First, it no longer required banks to set aside cash if clients wanted to short the yuan. This makes betting against the currency cheaper, and allows room for the yuan to weaken. Second, the PBOC removed the so-called counter-cyclical factor, one of the three elements used to determine its daily currency fix, which guides trading. These significant tools were set up in 2015 and 2017 to stem the yuan’s free fall.

Last quarter was the yuan’s best in more than a decade. Now Beijing needs to prevent the currency from strengthening too much, particularly with the increasing odds of a Joe Biden White House. Whatever position the Democratic candidate takes toward China, his policies are certain to be more predictable than President Donald Trump’s. That would be a good thing for the yuan. In fact, currency traders had preempted policy makers, piling into the yuan as the odds of a blue wave rose.

 

Over the past two years, China’s currency has been whipsawed by volatile geopolitics, while traditional valuation metrics, such as the current account surplus and interest rate differentials, went to the back burner.
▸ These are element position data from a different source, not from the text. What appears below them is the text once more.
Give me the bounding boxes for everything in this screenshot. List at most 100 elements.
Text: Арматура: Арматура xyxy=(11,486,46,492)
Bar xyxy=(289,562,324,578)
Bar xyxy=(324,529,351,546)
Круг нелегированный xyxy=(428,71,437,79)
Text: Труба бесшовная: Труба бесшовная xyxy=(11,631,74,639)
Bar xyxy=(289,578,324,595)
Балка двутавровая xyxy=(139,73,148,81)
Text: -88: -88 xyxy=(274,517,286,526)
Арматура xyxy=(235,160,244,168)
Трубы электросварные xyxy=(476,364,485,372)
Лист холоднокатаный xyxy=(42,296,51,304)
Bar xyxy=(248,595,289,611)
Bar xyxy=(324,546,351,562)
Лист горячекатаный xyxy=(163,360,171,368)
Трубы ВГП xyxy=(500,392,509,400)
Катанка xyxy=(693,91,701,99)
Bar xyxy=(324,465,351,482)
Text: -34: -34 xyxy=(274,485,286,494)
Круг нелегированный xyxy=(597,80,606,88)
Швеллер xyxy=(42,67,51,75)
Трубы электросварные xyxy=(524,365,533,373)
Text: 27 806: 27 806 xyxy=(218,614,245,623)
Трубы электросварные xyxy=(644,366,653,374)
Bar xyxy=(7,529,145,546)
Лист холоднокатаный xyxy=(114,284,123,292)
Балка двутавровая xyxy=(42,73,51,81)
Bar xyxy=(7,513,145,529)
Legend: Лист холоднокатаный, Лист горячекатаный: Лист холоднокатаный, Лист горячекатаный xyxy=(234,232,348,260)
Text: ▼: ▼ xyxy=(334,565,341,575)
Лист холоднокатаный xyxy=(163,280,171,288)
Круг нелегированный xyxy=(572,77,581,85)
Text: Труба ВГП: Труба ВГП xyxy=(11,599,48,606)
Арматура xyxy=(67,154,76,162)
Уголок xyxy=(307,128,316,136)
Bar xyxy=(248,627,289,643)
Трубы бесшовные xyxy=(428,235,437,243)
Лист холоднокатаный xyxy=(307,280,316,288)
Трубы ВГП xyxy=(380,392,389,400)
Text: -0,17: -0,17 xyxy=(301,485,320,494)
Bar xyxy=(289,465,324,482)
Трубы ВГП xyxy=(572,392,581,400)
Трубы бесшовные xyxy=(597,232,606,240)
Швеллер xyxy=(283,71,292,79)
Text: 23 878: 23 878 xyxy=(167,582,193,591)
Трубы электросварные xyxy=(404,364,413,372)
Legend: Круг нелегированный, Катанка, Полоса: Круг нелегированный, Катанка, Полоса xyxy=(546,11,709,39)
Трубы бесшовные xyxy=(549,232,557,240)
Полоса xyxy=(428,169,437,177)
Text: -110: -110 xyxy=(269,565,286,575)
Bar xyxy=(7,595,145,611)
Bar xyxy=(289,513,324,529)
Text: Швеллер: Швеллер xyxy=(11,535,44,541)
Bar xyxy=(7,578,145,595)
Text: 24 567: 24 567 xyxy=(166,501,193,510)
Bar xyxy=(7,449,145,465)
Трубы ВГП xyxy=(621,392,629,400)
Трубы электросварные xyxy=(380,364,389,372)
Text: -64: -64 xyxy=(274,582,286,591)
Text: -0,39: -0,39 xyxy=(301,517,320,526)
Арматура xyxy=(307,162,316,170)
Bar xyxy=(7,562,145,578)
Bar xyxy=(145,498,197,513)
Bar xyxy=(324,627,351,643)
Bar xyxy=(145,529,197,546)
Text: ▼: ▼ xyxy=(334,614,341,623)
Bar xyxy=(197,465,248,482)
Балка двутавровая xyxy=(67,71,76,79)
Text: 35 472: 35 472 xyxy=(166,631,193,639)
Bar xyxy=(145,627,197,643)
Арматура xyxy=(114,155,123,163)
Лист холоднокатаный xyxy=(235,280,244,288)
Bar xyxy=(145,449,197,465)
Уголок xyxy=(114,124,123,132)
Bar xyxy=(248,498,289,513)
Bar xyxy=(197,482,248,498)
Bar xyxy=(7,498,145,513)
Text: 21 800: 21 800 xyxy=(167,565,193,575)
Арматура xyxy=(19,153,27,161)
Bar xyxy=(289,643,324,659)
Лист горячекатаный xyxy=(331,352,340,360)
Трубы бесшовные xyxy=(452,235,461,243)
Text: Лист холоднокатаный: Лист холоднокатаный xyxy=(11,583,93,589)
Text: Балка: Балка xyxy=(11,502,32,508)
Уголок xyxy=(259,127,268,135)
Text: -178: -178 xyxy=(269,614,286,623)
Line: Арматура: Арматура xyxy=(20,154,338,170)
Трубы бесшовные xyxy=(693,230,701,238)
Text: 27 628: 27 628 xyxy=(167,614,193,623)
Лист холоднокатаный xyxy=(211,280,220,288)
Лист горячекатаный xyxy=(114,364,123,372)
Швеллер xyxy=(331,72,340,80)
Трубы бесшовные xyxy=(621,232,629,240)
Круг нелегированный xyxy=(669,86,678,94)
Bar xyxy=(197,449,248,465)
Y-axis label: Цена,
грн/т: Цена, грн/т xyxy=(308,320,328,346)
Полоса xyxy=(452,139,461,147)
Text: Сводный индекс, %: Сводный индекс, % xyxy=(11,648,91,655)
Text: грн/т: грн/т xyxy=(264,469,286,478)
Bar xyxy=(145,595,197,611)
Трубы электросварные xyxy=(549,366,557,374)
Now that Trump appears to be on his way out, and China’s economy is growing again — with parts of Europe and the U.S. resuming lockdowns — the yuan’s outlook is rosy.

Reining in excessive currency volatility will be critical if Beijing wants to keep a steady inflow of foreign money. Lured by yield, investors abroad have been buying China’s sovereign issues at record pace, promising to overtake city commercial banks as the second largest purchasing bloc this year. If the yuan becomes a plaything for speculative traders and overshoots, long-term investors will have to worry about currency hedging and may well stop coming, especially when the market seems to believe that a Democratic victory will result in higher Treasury yields. The 2.4% interest rate differential between China and the U.S. may narrow.